It was a fairly straightforward bug. A wide-character string function was called with a byte count instead of a character count, leading to a buffer overrun. After finding the problem the fix was as simple as changing sizeof to _countof. Easy.
But bugs like this waste time. A playtest was cancelled because of the crashes, and because the buffer-overrun had trashed the stack it was not trivial to find the bad code. I knew that this type of bug was avoidable, and I knew that there was a lot of work to be done.
The work that I did included:
Diagnose it earlier
If the program had crashed inside the function that had made the bad wide-character function call then finding the bug would have been trivial – code inspection would have quickly revealed it. But as soon as execution returned from that function the trashed stack obscured the location of the bug, making its investigation trickier.
It turns out, there’s a VC++ compiler switch to prevent returning after trashing the stack. So, the first thing I did was to turn on that switch, /GS. This switch tells VC++ to add a canary on the stack and check it before returning. With this switch turned on the crash was caught in the buggy function and locating it took seconds.
The /GS switch is intended as a security feature, to protect against malicious buffer overruns, but it also works well as a developer productivity tool. It does have some runtime cost, but the tradeoff is usually worth it, especially on internal builds. Recommended.
Cure the bug
Once I’d turned on /GS and reproed the bug it was trivial to find the bug so the next step was to fix it, as described earlier.
Don’t destroy the evidence
When the buffer overrun trashed the stack the buggy function returned to a garbage address, which happened to be in the heap. Wiping out evidence of the bug’s location was bad enough, but it was made worse because after returning to an address in the heap the game executed the data in the heap as instructions. This scrambled the registers and the stack and generally confused things.
And also, an executable heap? Really? That is a security hole of the first order. Therefore the next order of business was to change the linker settings to add /NXCOMPAT. This tells Windows to make the heap and the stack non-executable. This significantly improves security and it can also simplify debugging. And, this option has no run-time cost. Recommended. Actually, this should be considered required.
While I was in there I also turned on the /DYNAMICBASE linker switch in our release branches to further increase security, also with no run-time cost.
Avoid crashes from the future
At this point I’d fixed the bug, made future bugs of this type much easier to investigate, and improved security. But there was still much left to do. It turns out that this type of mistake is easy to make. When a developer passes a buffer and a size there are at least a half dozen different ways of passing the wrong size. The best way to avoid these bugs in the future is to avoid the need to pass the size. It is dead easy to create template functions that take an array as a parameter and infer the size with 100% accuracy. Instead of writing this:
mywprintf(buffer, _countof(buffer), …); // Verbose and dangerous
you can then write this:
mywprintf_safe(buffer, …); // Compact and safe
It’s less typing, less reading, and it’s guaranteed correct.

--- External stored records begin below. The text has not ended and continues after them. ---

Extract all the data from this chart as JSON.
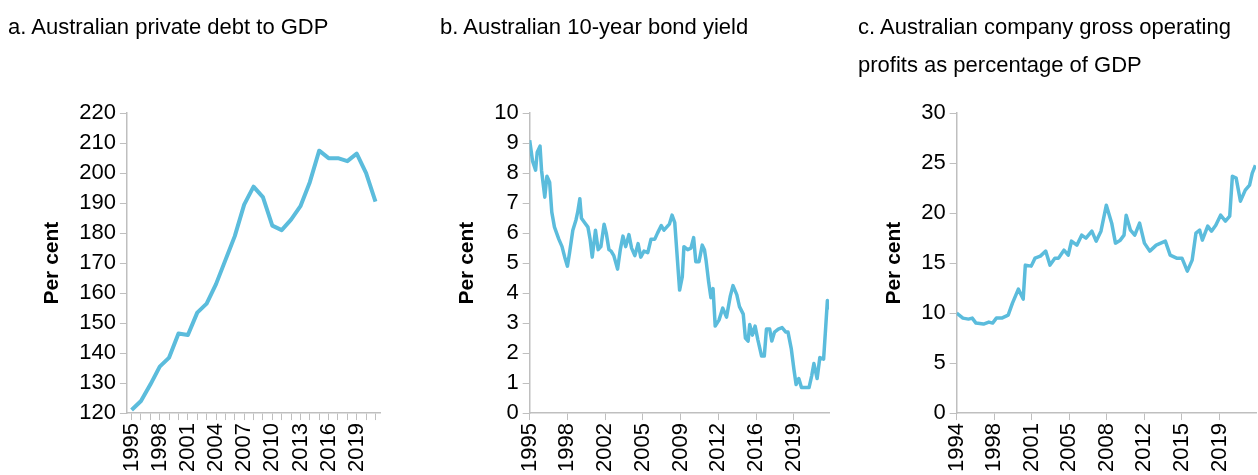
{
  "chart_data": [
    {
      "type": "line",
      "title": "a. Australian private debt to GDP",
      "ylabel": "Per cent",
      "categories": [
        "1995",
        null,
        null,
        "1998",
        null,
        null,
        "2001",
        null,
        null,
        "2004",
        null,
        null,
        "2007",
        null,
        null,
        "2010",
        null,
        null,
        "2013",
        null,
        null,
        "2016",
        null,
        null,
        "2019",
        null,
        null
      ],
      "series": [
        {
          "color": "#5bbcdc",
          "values": [
            121,
            124,
            129.5,
            135.5,
            138.5,
            146.5,
            146,
            153.5,
            156.5,
            163,
            171,
            179,
            189.5,
            195.5,
            192,
            182.5,
            181,
            184.5,
            189,
            197,
            207.5,
            205,
            205,
            204,
            206.5,
            200,
            190.5
          ]
        }
      ],
      "ylim": [
        120,
        220
      ],
      "yticks": [
        120,
        130,
        140,
        150,
        160,
        170,
        180,
        190,
        200,
        210,
        220
      ]
    },
    {
      "type": "line",
      "title": "b. Australian 10-year bond yield",
      "ylabel": "Per cent",
      "x": [
        1995.0,
        1995.27,
        1995.55,
        1995.7,
        1995.96,
        1996.1,
        1996.4,
        1996.6,
        1996.85,
        1997.05,
        1997.3,
        1997.7,
        1998.0,
        1998.25,
        1998.5,
        1998.7,
        1999.0,
        1999.3,
        1999.45,
        1999.65,
        1999.8,
        2000.1,
        2000.4,
        2000.6,
        2000.8,
        2001.1,
        2001.35,
        2001.6,
        2001.9,
        2002.1,
        2002.35,
        2002.55,
        2002.8,
        2003.15,
        2003.4,
        2003.65,
        2003.9,
        2004.2,
        2004.45,
        2004.75,
        2005.05,
        2005.3,
        2005.6,
        2005.95,
        2006.25,
        2006.6,
        2006.85,
        2007.2,
        2007.45,
        2007.95,
        2008.2,
        2008.45,
        2008.7,
        2008.9,
        2009.15,
        2009.3,
        2009.65,
        2009.95,
        2010.2,
        2010.4,
        2010.7,
        2011.0,
        2011.2,
        2011.35,
        2011.6,
        2011.8,
        2012.0,
        2012.2,
        2012.55,
        2012.9,
        2013.25,
        2013.6,
        2013.85,
        2014.2,
        2014.45,
        2014.8,
        2015.0,
        2015.25,
        2015.4,
        2015.65,
        2015.9,
        2016.15,
        2016.5,
        2016.75,
        2016.95,
        2017.25,
        2017.45,
        2017.7,
        2018.05,
        2018.4,
        2018.75,
        2018.95,
        2019.25,
        2019.5,
        2019.7,
        2019.95,
        2020.2,
        2020.55,
        2020.9,
        2021.15,
        2021.35,
        2021.65,
        2021.9,
        2022.25,
        2022.45,
        2022.6,
        2022.75
      ],
      "series": [
        {
          "color": "#5bbcdc",
          "values": [
            9.1,
            8.4,
            8.1,
            8.7,
            8.9,
            8.1,
            7.2,
            7.9,
            7.7,
            6.7,
            6.2,
            5.8,
            5.55,
            5.2,
            4.9,
            5.35,
            6.1,
            6.45,
            6.7,
            7.15,
            6.5,
            6.35,
            6.2,
            5.8,
            5.2,
            6.1,
            5.45,
            5.55,
            6.3,
            6.0,
            5.45,
            5.4,
            5.25,
            4.8,
            5.45,
            5.9,
            5.55,
            5.95,
            5.5,
            5.25,
            5.65,
            5.2,
            5.4,
            5.35,
            5.8,
            5.8,
            6.0,
            6.25,
            6.1,
            6.3,
            6.6,
            6.35,
            5.1,
            4.1,
            4.55,
            5.55,
            5.45,
            5.5,
            5.85,
            5.05,
            5.05,
            5.6,
            5.45,
            5.1,
            4.35,
            3.85,
            4.15,
            2.9,
            3.1,
            3.5,
            3.2,
            3.9,
            4.25,
            3.95,
            3.55,
            3.3,
            2.5,
            2.4,
            2.95,
            2.6,
            2.9,
            2.45,
            1.9,
            1.9,
            2.8,
            2.8,
            2.4,
            2.7,
            2.8,
            2.85,
            2.7,
            2.7,
            2.15,
            1.45,
            0.95,
            1.15,
            0.85,
            0.85,
            0.85,
            1.25,
            1.65,
            1.15,
            1.85,
            1.8,
            2.9,
            3.75,
            3.45
          ]
        }
      ],
      "xlim": [
        1995,
        2022.75
      ],
      "xticks": [
        1995,
        {
          "value": 1998.5,
          "label": "1998"
        },
        2002,
        {
          "value": 2005.5,
          "label": "2005"
        },
        2009,
        {
          "value": 2012.5,
          "label": "2012"
        },
        2016,
        {
          "value": 2019.5,
          "label": "2019"
        }
      ],
      "ylim": [
        0,
        10
      ],
      "yticks": [
        0,
        1,
        2,
        3,
        4,
        5,
        6,
        7,
        8,
        9,
        10
      ]
    },
    {
      "type": "line",
      "title": "c. Australian company gross operating profits as percentage of GDP",
      "ylabel": "Per cent",
      "x": [
        1994.5,
        1995.08,
        1995.6,
        1995.95,
        1996.3,
        1997.0,
        1997.5,
        1997.85,
        1998.2,
        1998.7,
        1999.3,
        1999.7,
        2000.25,
        2000.7,
        2000.9,
        2001.45,
        2001.8,
        2002.3,
        2002.8,
        2003.2,
        2003.65,
        2004.0,
        2004.5,
        2004.9,
        2005.2,
        2005.7,
        2006.15,
        2006.55,
        2007.1,
        2007.5,
        2007.95,
        2008.45,
        2008.95,
        2009.3,
        2009.75,
        2010.1,
        2010.3,
        2010.7,
        2011.1,
        2011.55,
        2012.0,
        2012.5,
        2013.1,
        2013.95,
        2014.4,
        2015.0,
        2015.5,
        2016.0,
        2016.45,
        2016.8,
        2017.15,
        2017.4,
        2017.9,
        2018.25,
        2018.65,
        2019.1,
        2019.55,
        2019.95,
        2020.2,
        2020.55,
        2020.95,
        2021.4,
        2021.8,
        2022.05,
        2022.35
      ],
      "series": [
        {
          "color": "#5bbcdc",
          "values": [
            10.0,
            9.5,
            9.4,
            9.5,
            9.0,
            8.9,
            9.1,
            9.0,
            9.5,
            9.5,
            9.8,
            11.0,
            12.4,
            11.4,
            14.8,
            14.7,
            15.5,
            15.7,
            16.2,
            14.8,
            15.5,
            15.5,
            16.3,
            15.8,
            17.2,
            16.8,
            17.8,
            17.5,
            18.2,
            17.2,
            18.2,
            20.8,
            19.0,
            17.0,
            17.3,
            17.8,
            19.8,
            18.3,
            17.8,
            19.0,
            17.0,
            16.2,
            16.8,
            17.2,
            15.8,
            15.5,
            15.5,
            14.2,
            15.3,
            18.0,
            18.3,
            17.3,
            18.7,
            18.2,
            18.8,
            19.8,
            19.2,
            19.7,
            23.7,
            23.5,
            21.2,
            22.3,
            22.8,
            24.0,
            24.8
          ]
        }
      ],
      "xlim": [
        1994.5,
        2022.4
      ],
      "xticks": [
        {
          "value": 1994.5,
          "label": "1994"
        },
        1998,
        {
          "value": 2001.5,
          "label": "2001"
        },
        2005,
        {
          "value": 2008.5,
          "label": "2008"
        },
        2012,
        {
          "value": 2015.5,
          "label": "2015"
        },
        2019
      ],
      "ylim": [
        0,
        30
      ],
      "yticks": [
        0,
        5,
        10,
        15,
        20,
        25,
        30
      ]
    }
  ]
}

The syntax for a templated function that takes an array reference is a bit gnarly, but you only need to get it right in a few places. I covered this technique in a previous blog post.
The template technique doesn’t work if you have a raw pointer, but for any other target you should be able to create an overload to handle it. Manually passing the size should be rare.
Therefore my next task was to add template overrides for all of our string functions, and encourage everyone to use them in all new code, thus making it trivial to avoid ever writing this type of bug again.
Avoid crashes from the past
While the safe template functions would let us avoid writing this type of bug in the future they did nothing about the millions of lines of existing code. It was safe to assume that there were more size mismatches waiting to bite us. So I added SAL annotations to our string functions, fired up Visual Studio’s /analyze, and started compiling. This was, by far, the biggest task. Any large code base that has not had static analysis run on it will have lots of detectable bugs. Buffer overruns, logic errors, format-string mismatches, use-after-free, and many more. I ended up running /analyze on five major projects, fixing thousands of bugs, and setting up build machines to report new problems. This was a few months of work spread out over several years, but time well worth spending. It’s still finding new coding errors today. I discussed this experience in a previous blog post.
Back to the future
/GS, /NXCOMPAT, /DYNAMICBASE, /analyze and all its associated labors – plus actually fixing the bug – took a lot of time, but it was definitely worth it. Most of these changes were trivial and had huge payoffs. Running /analyze was by far the biggest task but, like other smart programmers, I am convinced that it was invaluable. Entire classes of bugs – serious crashing bugs and crazy logic errors – that use to show up quite frequently are now entirely extinct. It is not often that you get to entirely eradicate dozens of types of bugs and doing this definitely increased developer productivity and product reliability.
Of course, crashes that no longer happen are invisible and it is impossible to know whether this work prevented a serious black swan event. The invisibility of the benefits can make it difficult to get recognition for this type of preventative bug fixing, so keep that in mind.
Simple bugs shouldn’t always trigger months of work, but it’s important to recognize when they should.